15. A system for determining the potential for a collision of a vehicle with an object in a defined area, said system comprising:

means for determining the velocity of the vehicle in at least two orthogonal directions;

means for determining the position of the vehicle;

means for determining a distance function including distance values of the vehicle at a plurality of concentric locations away from the vehicle and creating a distance function map from the plurality of distance functions in the defined area; and

means for combining the distance function map of the vehicle with a distance function map from other vehicles in the defined area to create a composite distance function map to calculate the relative positions and velocities of the vehicles to determine the potential for a collision.

16. The system according to claim 15 wherein the means for determining a distance function uses the equation:

Φ_t +u·∇Φ=0

where Φ is the distance value and u is the velocity of the vehicle.

17. The system according to claim 15 wherein the means for determining the velocity and position of the vehicle uses GPS information.

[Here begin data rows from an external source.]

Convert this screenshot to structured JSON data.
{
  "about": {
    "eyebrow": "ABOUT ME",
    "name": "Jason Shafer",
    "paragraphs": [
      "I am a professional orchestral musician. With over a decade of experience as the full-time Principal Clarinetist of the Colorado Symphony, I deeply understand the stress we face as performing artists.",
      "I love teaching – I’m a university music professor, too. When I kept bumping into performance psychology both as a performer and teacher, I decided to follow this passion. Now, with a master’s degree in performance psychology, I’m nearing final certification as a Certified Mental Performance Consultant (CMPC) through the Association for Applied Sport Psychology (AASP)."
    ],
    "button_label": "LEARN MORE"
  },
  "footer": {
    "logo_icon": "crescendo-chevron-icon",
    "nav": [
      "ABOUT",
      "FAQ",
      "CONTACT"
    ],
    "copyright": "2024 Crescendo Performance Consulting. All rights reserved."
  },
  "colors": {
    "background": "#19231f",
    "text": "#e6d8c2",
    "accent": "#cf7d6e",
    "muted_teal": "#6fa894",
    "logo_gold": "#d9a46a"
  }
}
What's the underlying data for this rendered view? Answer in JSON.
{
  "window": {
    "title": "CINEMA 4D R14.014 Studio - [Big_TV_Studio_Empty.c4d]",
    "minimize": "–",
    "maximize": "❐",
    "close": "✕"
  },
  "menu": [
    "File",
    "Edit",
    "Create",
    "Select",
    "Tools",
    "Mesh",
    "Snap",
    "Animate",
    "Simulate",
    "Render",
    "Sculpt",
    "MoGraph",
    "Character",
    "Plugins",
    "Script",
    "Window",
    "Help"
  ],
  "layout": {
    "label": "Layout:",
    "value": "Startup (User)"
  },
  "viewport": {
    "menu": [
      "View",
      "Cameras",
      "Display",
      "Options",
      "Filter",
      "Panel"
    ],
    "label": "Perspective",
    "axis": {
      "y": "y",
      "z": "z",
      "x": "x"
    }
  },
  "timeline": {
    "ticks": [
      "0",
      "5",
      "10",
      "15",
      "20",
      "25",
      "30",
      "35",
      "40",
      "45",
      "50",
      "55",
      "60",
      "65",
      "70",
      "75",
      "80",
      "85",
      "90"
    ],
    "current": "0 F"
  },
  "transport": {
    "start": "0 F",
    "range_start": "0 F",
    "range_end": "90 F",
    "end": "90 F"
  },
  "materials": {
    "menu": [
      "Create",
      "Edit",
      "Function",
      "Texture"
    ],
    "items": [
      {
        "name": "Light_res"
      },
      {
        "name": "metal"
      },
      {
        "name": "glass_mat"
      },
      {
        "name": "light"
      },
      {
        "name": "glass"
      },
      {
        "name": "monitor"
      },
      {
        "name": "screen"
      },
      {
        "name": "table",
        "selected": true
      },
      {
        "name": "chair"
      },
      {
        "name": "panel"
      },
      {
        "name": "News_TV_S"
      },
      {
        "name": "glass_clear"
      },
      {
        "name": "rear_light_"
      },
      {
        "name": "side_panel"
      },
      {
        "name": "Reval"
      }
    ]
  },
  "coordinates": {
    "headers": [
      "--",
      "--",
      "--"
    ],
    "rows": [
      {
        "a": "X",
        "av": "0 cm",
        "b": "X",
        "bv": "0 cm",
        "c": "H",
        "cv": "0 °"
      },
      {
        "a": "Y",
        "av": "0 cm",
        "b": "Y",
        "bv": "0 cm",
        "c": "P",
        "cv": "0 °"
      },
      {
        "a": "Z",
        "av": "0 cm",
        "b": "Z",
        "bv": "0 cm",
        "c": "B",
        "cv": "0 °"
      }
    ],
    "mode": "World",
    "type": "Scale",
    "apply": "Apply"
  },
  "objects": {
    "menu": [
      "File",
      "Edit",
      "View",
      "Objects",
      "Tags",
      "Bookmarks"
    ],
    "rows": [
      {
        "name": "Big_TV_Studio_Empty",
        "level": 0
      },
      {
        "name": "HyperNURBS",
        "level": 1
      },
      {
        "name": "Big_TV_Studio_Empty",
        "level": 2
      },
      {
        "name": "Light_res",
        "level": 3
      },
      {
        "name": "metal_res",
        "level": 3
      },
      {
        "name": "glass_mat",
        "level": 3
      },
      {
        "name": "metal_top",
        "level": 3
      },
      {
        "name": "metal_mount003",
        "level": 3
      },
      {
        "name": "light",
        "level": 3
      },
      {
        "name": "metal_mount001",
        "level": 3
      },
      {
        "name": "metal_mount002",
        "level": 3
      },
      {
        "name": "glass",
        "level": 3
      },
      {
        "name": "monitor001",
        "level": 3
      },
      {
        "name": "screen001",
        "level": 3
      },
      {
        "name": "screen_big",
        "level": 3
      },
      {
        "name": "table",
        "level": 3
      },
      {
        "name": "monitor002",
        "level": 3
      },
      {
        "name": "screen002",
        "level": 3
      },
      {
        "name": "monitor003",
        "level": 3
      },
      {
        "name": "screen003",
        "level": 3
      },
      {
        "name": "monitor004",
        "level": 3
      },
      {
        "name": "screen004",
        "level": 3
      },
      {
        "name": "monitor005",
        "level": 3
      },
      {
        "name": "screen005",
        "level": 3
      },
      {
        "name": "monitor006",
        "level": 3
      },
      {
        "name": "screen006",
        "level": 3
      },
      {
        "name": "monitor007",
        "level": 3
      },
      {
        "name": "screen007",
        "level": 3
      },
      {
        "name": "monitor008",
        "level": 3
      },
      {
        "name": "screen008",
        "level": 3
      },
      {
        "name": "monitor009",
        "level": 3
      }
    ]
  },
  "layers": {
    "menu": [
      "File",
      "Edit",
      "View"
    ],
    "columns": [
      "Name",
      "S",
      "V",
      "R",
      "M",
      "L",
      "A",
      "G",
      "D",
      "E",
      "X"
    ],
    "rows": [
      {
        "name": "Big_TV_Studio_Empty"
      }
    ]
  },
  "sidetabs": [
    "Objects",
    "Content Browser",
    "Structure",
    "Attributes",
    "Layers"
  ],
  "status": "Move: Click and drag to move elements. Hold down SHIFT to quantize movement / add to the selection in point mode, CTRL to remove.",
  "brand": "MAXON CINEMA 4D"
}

18. The system according to claim 15 wherein the vehicle transmits the distance functions and a receiving vehicle creates the distance function map from the distance functions.

19. The system according to claim 15 wherein the vehicle transmits the created distance function map and a receiving vehicle receives the created distance function map.

20. The system according to claim 15 further comprising means for determining whether a distance function value is less than a predetermined distance function threshold value, and if so, determining that a potential collision is probable.